If a patient had a stage 3 pressure injury, you would expect to see which of the following on assessment?
- A. Erythema of intact skin that does not blanch and is not purple or maroon in color
- B. Intact serum-filled blisters and broken blisters with shallow, pink or red, moist ulcerations
- C. An open area that reveals damage to the epidermis, dermis, subcutaneous tissue, muscle, fascia, tendon, joint capsule, and bone
- D. An open area that extends through the epidermis, dermis, and subcutaneous tissue with possible undermining and tunneling
Correct Answer: D
Rationale: Stage 3 pressure injuries involve full-thickness loss of skin and subcutaneous tissue, often with undermining or tunneling.
You may also like to solve these questions
Before you go in the room to change the dressing for your assigned patient, who has a stage 3 pressure injury infected with MRSA, your first priorities will be to
- A. Determine supplies needed for the dressing change.
- B. Obtain appropriate PPE for caring for a patient with MRSA.
- C. Review sterile technique to prevent contaminating the wound.
- D. Review how to assess a stage 3 pressure injury.
- E. Ask the patient how the other nurses have done the dressing change.
Correct Answer: B,C
Rationale: For an MRSA-infected wound, obtaining PPE and reviewing sterile technique are priorities to prevent transmission and further contamination.
A patient has had emergency surgery because of a bowel obstruction. The wound becomes infected with Escherichia coli. This likely occurred because
- A. These bacteria are always present on the skin and easily enter a wound if sterile technique is not used.
- B. These bacteria grow in the absence of oxygen, which is the case in the bowel.
- C. These bacteria are present in the bowel, and with emergency surgery there is no time to perform special bowel preparations.
- D. The patient had poor nutritional intake because these bacteria grow in dying tissue.
Correct Answer: C
Rationale: E. coli, common in the bowel, likely contaminated the wound during emergency surgery due to lack of bowel prep time.
A patient has a black, hard, leathery scab on his left heel. The stage of this injury is
- A. Deep-tissue pressure injury.
- B. Stage 2.
- C. Stage 3.
- D. Unstageable.
Correct Answer: D
Rationale: A black, leathery scab (eschar) indicates an unstageable pressure injury, as the depth cannot be assessed due to necrotic tissue.
Your patient with a stage 3 pressure injury infected with MRSA is on contact precautions. Which of the following PPE will you obtain when you enter his room?
- A. Gloves
- B. Gown
- C. Mask
- D. Goggles
Correct Answer: A,B
Rationale: Contact precautions for MRSA require gloves and a gown to prevent direct contact with the patient or contaminated surfaces.
Which are accurate statements about a deep tissue pressure injury?
- A. It may be caused by a medical device, such as a splint.

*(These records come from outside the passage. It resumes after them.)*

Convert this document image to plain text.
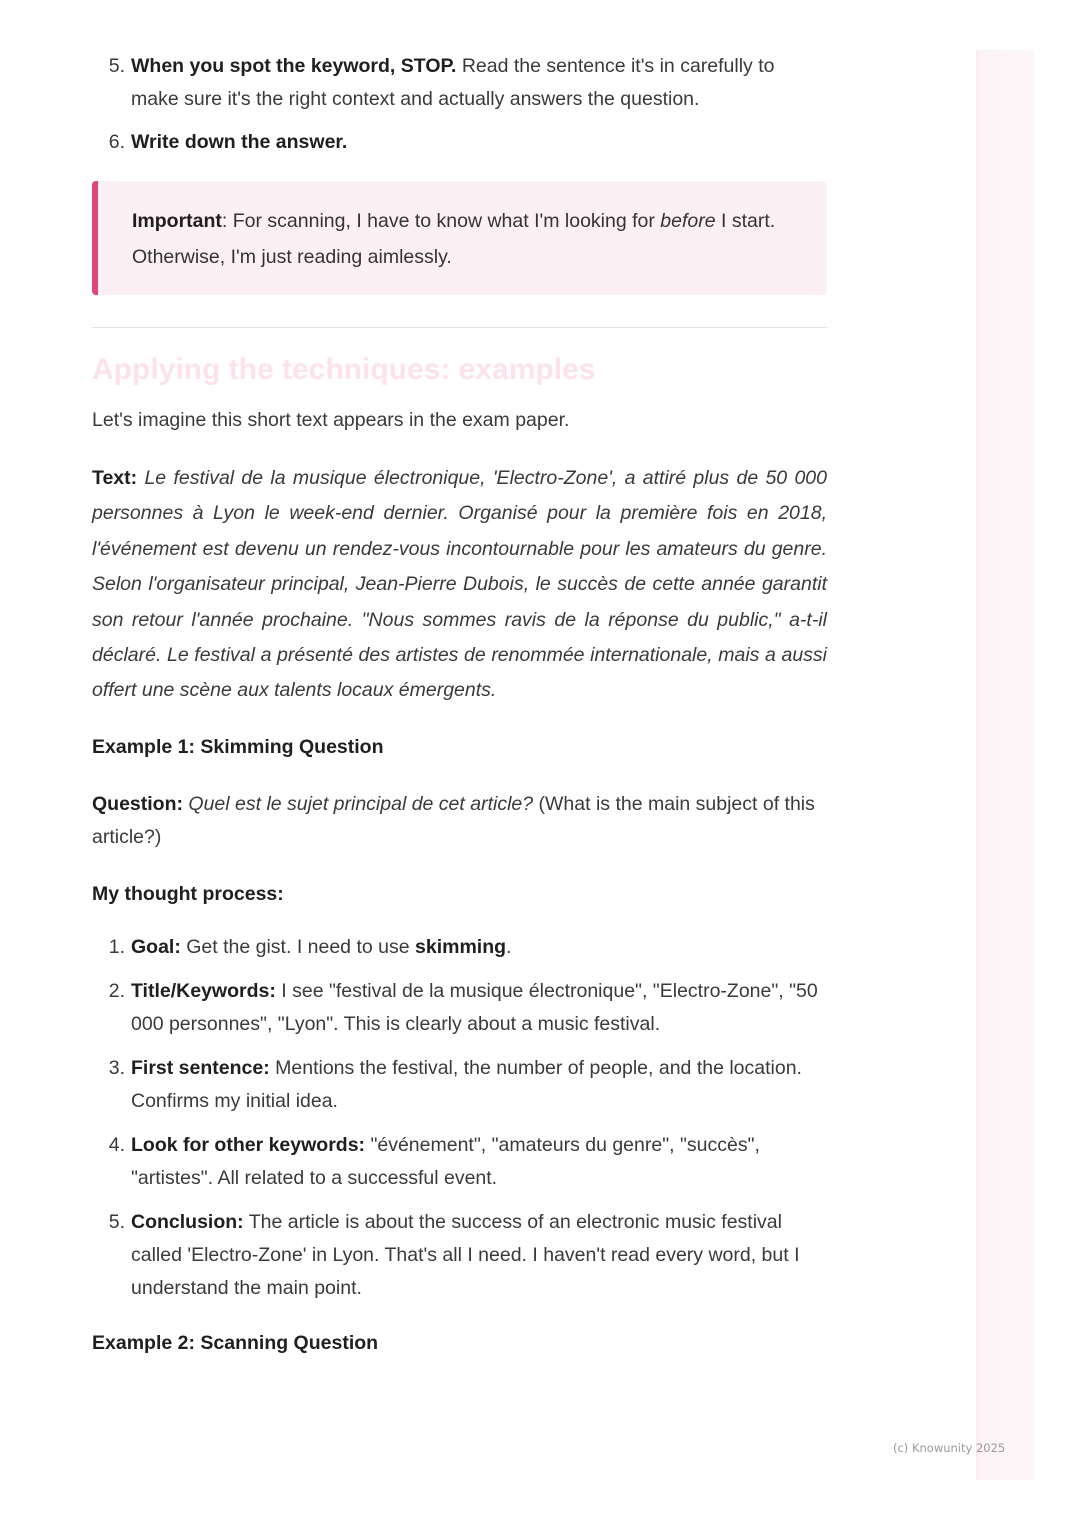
5. When you spot the keyword, STOP. Read the sentence it's in carefully to make sure it's the right context and actually answers the question.
6. Write down the answer.
Important: For scanning, I have to know what I'm looking for before I start. Otherwise, I'm just reading aimlessly.
Applying the techniques: examples

Let's imagine this short text appears in the exam paper.

Text: Le festival de la musique électronique, 'Electro-Zone', a attiré plus de 50 000 personnes à Lyon le week-end dernier. Organisé pour la première fois en 2018, l'événement est devenu un rendez-vous incontournable pour les amateurs du genre. Selon l'organisateur principal, Jean-Pierre Dubois, le succès de cette année garantit son retour l'année prochaine. "Nous sommes ravis de la réponse du public," a-t-il déclaré. Le festival a présenté des artistes de renommée internationale, mais a aussi offert une scène aux talents locaux émergents.

Example 1: Skimming Question

Question: Quel est le sujet principal de cet article? (What is the main subject of this article?)

My thought process:

1. Goal: Get the gist. I need to use skimming.
2. Title/Keywords: I see "festival de la musique électronique", "Electro-Zone", "50 000 personnes", "Lyon". This is clearly about a music festival.
3. First sentence: Mentions the festival, the number of people, and the location. Confirms my initial idea.
4. Look for other keywords: "événement", "amateurs du genre", "succès", "artistes". All related to a successful event.
5. Conclusion: The article is about the success of an electronic music festival called 'Electro-Zone' in Lyon. That's all I need. I haven't read every word, but I understand the main point.

Example 2: Scanning Question

(c) Knowunity 2025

- B. It is deep red, maroon or purple colored, and does not blanch.
- C. It may be intact or nonintact skin.
- D. It is at least 2 cm deep or deeper.
- E. It is the result of prolonged pressure and/or shear force.
Correct Answer: A,B,C,E
Rationale: Deep tissue pressure injuries involve non-blanching discoloration, can be intact or nonintact, and result from pressure/shear, often from devices.